Pilgrims raise funds towards university fees for pupils in West Bank

TWO pilgrims are walking to each Anglican cathedral in England to lift funds towards university tuition fees for varsity leavers from a college within the West Bank.

The pilgrims, Clare Slator and Dorothy Gray, are walking to each cathedral over a period of 24 months to publicise the Jeel scholarship fund, which provides educational grants to highschool leavers from Jeel Al-Amal School, near Bethany.

They are walking as much as ten miles on each visit, following known pilgrimage routes to every cathedral. Starting in Yorkshire, near their homes, their first visit was to Durham. They have visited 19 cathedrals up to now, and hope to finish the remainder in 2025, although attending to Truro is taking some planning.

At each, they attend a service and meet a member of the clergy to lift awareness of the work of the college and the scholarship fund. Their two dogs — a miniature Jack Russell and a collie — accompany them on each walk and into the services, too, and have been “warmly received”, Ms Slator said.

“Our longest walk up to now has been around ten miles. It’s been quite an eye-opener for each of us. On some routes, we go through great beauty, and on others now we have seen signs of dire poverty.

“We can’t have a favorite, but I used to be really surprised by our visit to Coventry; it was just amazing. It was lovely and welcoming.

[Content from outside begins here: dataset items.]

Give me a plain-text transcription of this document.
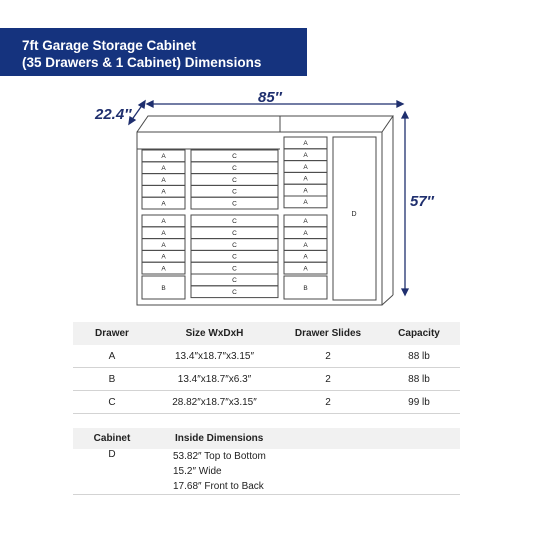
7ft Garage Storage Cabinet
(35 Drawers & 1 Cabinet) Dimensions
A
A
A
A
A
A
A
A
A
A
B
C
C
C
C
C
C
C
C
C
C
C
C
A
A
A
A
A
A
A
A
A
A
A
B
D
85″
22.4″
57″
Drawer	Size WxDxH	Drawer Slides	Capacity
A	13.4″x18.7″x3.15″	2	88 lb
B	13.4″x18.7″x6.3″	2	88 lb
C	28.82″x18.7″x3.15″	2	99 lb
Cabinet	Inside Dimensions
D	53.82″ Top to Bottom
15.2″ Wide
17.68″ Front to Back
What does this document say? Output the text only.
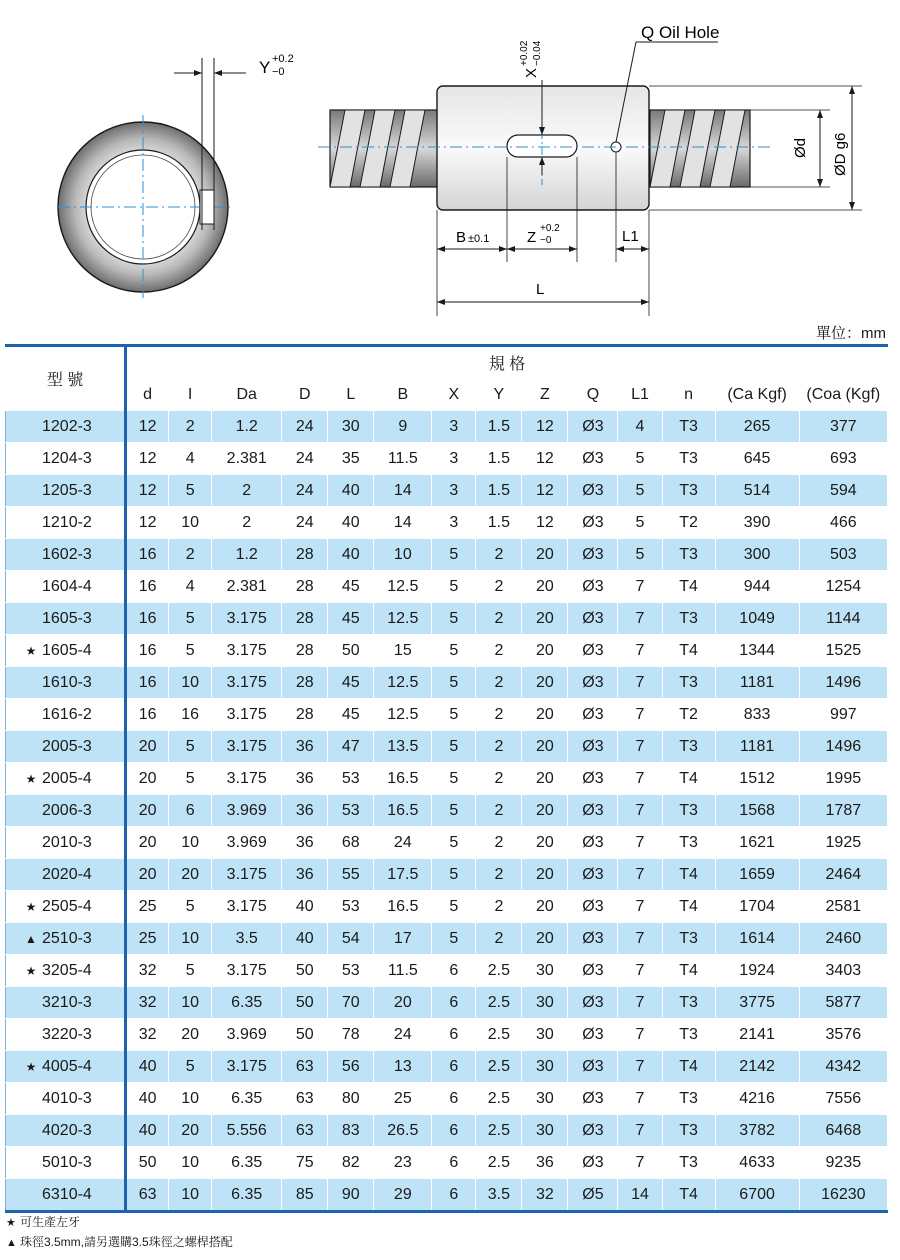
Y +0.2
−0	X
+0.02 −0.04
Q Oil Hole
Ød ØD g6
B ±0.1	Z
+0.2
−0	L1
L
單位：mm
型 號	規 格													
	d	I	Da	D	L	B	X	Y	Z	Q	L1	n	(Ca Kgf)	(Coa (Kgf)
1202-3	12	2	1.2	24	30	9	3	1.5	12	Ø3	4	T3	265	377
1204-3	12	4	2.381	24	35	11.5	3	1.5	12	Ø3	5	T3	645	693
1205-3	12	5	2	24	40	14	3	1.5	12	Ø3	5	T3	514	594
1210-2	12	10	2	24	40	14	3	1.5	12	Ø3	5	T2	390	466
1602-3	16	2	1.2	28	40	10	5	2	20	Ø3	5	T3	300	503
1604-4	16	4	2.381	28	45	12.5	5	2	20	Ø3	7	T4	944	1254
1605-3	16	5	3.175	28	45	12.5	5	2	20	Ø3	7	T3	1049	1144
★ 1605-4	16	5	3.175	28	50	15	5	2	20	Ø3	7	T4	1344	1525
1610-3	16	10	3.175	28	45	12.5	5	2	20	Ø3	7	T3	1181	1496
1616-2	16	16	3.175	28	45	12.5	5	2	20	Ø3	7	T2	833	997
2005-3	20	5	3.175	36	47	13.5	5	2	20	Ø3	7	T3	1181	1496
★ 2005-4	20	5	3.175	36	53	16.5	5	2	20	Ø3	7	T4	1512	1995
2006-3	20	6	3.969	36	53	16.5	5	2	20	Ø3	7	T3	1568	1787
2010-3	20	10	3.969	36	68	24	5	2	20	Ø3	7	T3	1621	1925
2020-4	20	20	3.175	36	55	17.5	5	2	20	Ø3	7	T4	1659	2464
★ 2505-4	25	5	3.175	40	53	16.5	5	2	20	Ø3	7	T4	1704	2581
▲ 2510-3	25	10	3.5	40	54	17	5	2	20	Ø3	7	T3	1614	2460
★ 3205-4	32	5	3.175	50	53	11.5	6	2.5	30	Ø3	7	T4	1924	3403
3210-3	32	10	6.35	50	70	20	6	2.5	30	Ø3	7	T3	3775	5877
3220-3	32	20	3.969	50	78	24	6	2.5	30	Ø3	7	T3	2141	3576
★ 4005-4	40	5	3.175	63	56	13	6	2.5	30	Ø3	7	T4	2142	4342
4010-3	40	10	6.35	63	80	25	6	2.5	30	Ø3	7	T3	4216	7556
4020-3	40	20	5.556	63	83	26.5	6	2.5	30	Ø3	7	T3	3782	6468
5010-3	50	10	6.35	75	82	23	6	2.5	36	Ø3	7	T3	4633	9235
6310-4	63	10	6.35	85	90	29	6	3.5	32	Ø5	14	T4	6700	16230
★ 可生產左牙
▲ 珠徑3.5mm,請另選購3.5珠徑之螺桿搭配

At Bury St Edmunds, people were unbelievably friendly, and, once we attended morning prayer at Ely, we opened the small wood door and just felt, wow, it was so beautiful, with the natural light streaming in.”

She said that she was particularly looking forward to her visit to St German’s Cathedral, on the Isle of Man, near to which her father, a refugee from Nazi Germany, was interned within the war. He died a decade ago.

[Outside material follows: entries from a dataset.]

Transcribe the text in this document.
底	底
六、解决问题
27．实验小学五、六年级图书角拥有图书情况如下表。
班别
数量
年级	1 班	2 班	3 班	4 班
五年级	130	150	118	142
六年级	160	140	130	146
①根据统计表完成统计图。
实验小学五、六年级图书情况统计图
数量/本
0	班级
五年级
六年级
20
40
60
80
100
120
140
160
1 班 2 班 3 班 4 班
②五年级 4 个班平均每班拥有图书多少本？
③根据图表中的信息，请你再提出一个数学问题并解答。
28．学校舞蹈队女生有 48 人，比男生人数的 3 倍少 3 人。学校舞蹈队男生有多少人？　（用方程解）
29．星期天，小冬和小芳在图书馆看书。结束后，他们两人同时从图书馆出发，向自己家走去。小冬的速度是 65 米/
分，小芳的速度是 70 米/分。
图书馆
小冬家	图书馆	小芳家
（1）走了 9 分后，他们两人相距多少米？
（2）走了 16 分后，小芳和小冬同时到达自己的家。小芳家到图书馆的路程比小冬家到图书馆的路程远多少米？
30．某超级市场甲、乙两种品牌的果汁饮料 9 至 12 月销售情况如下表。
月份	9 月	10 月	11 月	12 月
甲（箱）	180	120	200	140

Their next visit is to Leicester Cathedral; “so we’re busy reading up about Richard III.”

She was inspired, she said, by the scholars at Jeel Al-Amal whom she first visited on a pilgrimage along with her former vicar the Revd Alison Askew. “We are so in awe of what they do to proceed their studies. Some should travel three hours each way by bus to get to college, because of roadblocks, they usually come home late for a number of hours sleep before starting again. It is humbling.”

Jeel Al-Amal educates pupils whose parents are unable to take care of them, or who’ve been orphaned. When they reach 18, they’ve to go away the college and its accommodation and find work, however the fund hopes to pay the tutoring fees of scholars who want to go on to further study.

The fund’s first student, Mohammad, qualified as a nurse anaesthetist this 12 months.

The fund is currently supporting students undertaking degrees in medicine, nursing, and IT.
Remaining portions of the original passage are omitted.